Today, I'm ashamed to say, I've been a Tourist. You know, one of those strange creatures that visit museums, gape at everything, eat from food stalls, and generally see the world through the LCD of their camera. It's been fun.

We've seen the Big Thing in Brighton, the Royal Pavilion, with a free museum full of strange stuff from all over the world. Egyptian stuff too, obviously. It seems no museum is one if it doesn't have mummies. Just look at the Vatican Museum, holding on display corpses of heathen worshippers of idols. No mummies here though, but a few sarcophages there were.

Then we saw the Next Big Thing, the Brighton Pier. A kind of a very expensive small-scale theme park. Nice though.

At about 4pm Paula left me to my own devices, and the first thing I did was get inside a Tesco. And damn, every time I get into an English supermarket I'm happy as a child in a new world of wonders. After gaping at every colourful salad, ready-to-eat pineapple and decorated bun for a while, I discovered I can meet my daily needs of food intake for less than 2£ (yeee-hawww!).

After that, for reasons that elude rational explanation, I hopped on a bus and then on the first train to Lewes.

It's cute, Lewes, with a certain medieval sensation about it. Stone houses and crooked narrow rock-paved walks between them. And the Big Thing about it: the Castle. Or what's left of it, a tower and a gate for what I've seen.

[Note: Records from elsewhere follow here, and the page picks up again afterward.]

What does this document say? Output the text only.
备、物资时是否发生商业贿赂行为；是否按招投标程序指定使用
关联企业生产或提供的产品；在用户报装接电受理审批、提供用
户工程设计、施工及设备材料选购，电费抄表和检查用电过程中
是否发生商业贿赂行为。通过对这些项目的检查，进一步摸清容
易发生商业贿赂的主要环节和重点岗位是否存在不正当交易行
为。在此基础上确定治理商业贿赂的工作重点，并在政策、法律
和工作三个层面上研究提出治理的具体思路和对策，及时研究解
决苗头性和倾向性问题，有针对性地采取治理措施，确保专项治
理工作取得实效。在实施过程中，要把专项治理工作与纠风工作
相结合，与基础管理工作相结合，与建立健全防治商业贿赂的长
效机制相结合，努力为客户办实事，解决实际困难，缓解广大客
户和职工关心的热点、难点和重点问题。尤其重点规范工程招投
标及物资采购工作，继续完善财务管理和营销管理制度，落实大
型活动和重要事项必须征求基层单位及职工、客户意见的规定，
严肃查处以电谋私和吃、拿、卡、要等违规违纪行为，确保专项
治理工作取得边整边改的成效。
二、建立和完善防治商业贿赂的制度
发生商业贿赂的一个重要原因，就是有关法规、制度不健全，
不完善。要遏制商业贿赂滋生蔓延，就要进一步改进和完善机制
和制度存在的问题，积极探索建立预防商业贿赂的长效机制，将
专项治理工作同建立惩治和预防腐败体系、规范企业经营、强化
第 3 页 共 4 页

Very well preserved, full of conmemorative plaques, and actually used as housing. I actually caught the inhabitants of one part of the ruins, a couple in their sixties, going to visit those of the other part, another sixtysome couple, their doors being 20 meters away. But they went through all the ceremony of courteous how-do-you-dos, how-nice-of-you-to-comes, big social smiles and gracious manners as if they had just landed from Auckland. Tic-tic-tic, ils sont fous, ces bretons.

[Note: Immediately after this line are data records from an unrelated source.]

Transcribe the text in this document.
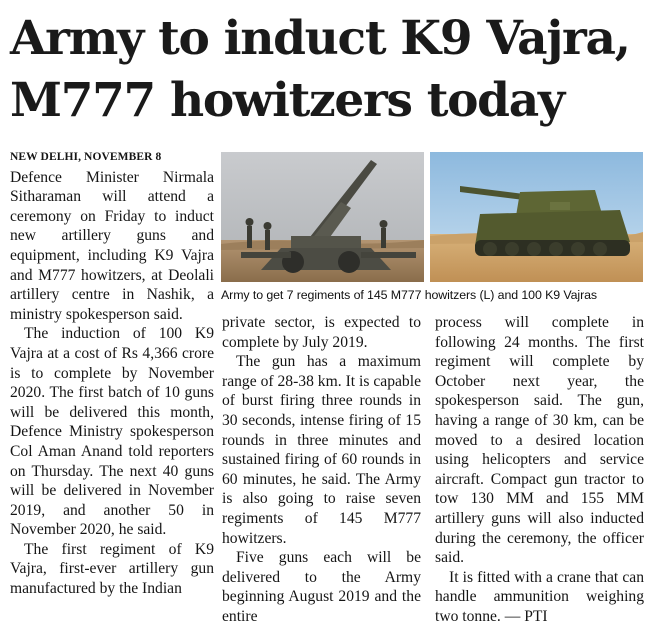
Army to induct K9 Vajra,
M777 howitzers today
NEW DELHI, NOVEMBER 8

Defence Minister Nirmala Sitharaman will attend a ceremony on Friday to induct new artillery guns and equipment, including K9 Vajra and M777 howitzers, at Deolali artillery centre in Nashik, a ministry spokesperson said.

The induction of 100 K9 Vajra at a cost of Rs 4,366 crore is to complete by November 2020. The first batch of 10 guns will be delivered this month, Defence Ministry spokesperson Col Aman Anand told reporters on Thursday. The next 40 guns will be delivered in November 2019, and another 50 in November 2020, he said.

The first regiment of K9 Vajra, first-ever artillery gun manufactured by the Indian

Army to get 7 regiments of 145 M777 howitzers (L) and 100 K9 Vajras

private sector, is expected to complete by July 2019.

The gun has a maximum range of 28-38 km. It is capable of burst firing three rounds in 30 seconds, intense firing of 15 rounds in three minutes and sustained firing of 60 rounds in 60 minutes, he said. The Army is also going to raise seven regiments of 145 M777 howitzers.

Five guns each will be delivered to the Army beginning August 2019 and the entire

process will complete in following 24 months. The first regiment will complete by October next year, the spokesperson said. The gun, having a range of 30 km, can be moved to a desired location using helicopters and service aircraft. Compact gun tractor to tow 130 MM and 155 MM artillery guns will also inducted during the ceremony, the officer said.

It is fitted with a crane that can handle ammunition weighing two tonne. — PTI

Back in Brighton I met Paula again and we went to carry out a thorough inquiry into what Brighton has to offer in the way of pubs. And it does have quite a lot of them, some very nice and not too horribly expensive. However, our joy was short-lived. It turned out every single pub closed at the unbelievably, mind-bogglingly stupid hour of 23:00, some of them earlier. WTF!!

So we had to gulp down our beers and make our way home walking in slight esses. And that's not only because the expensive day ticket doesn't work for night buses and they are expensive, they also aren't.

But we had fun and that's what matters, right?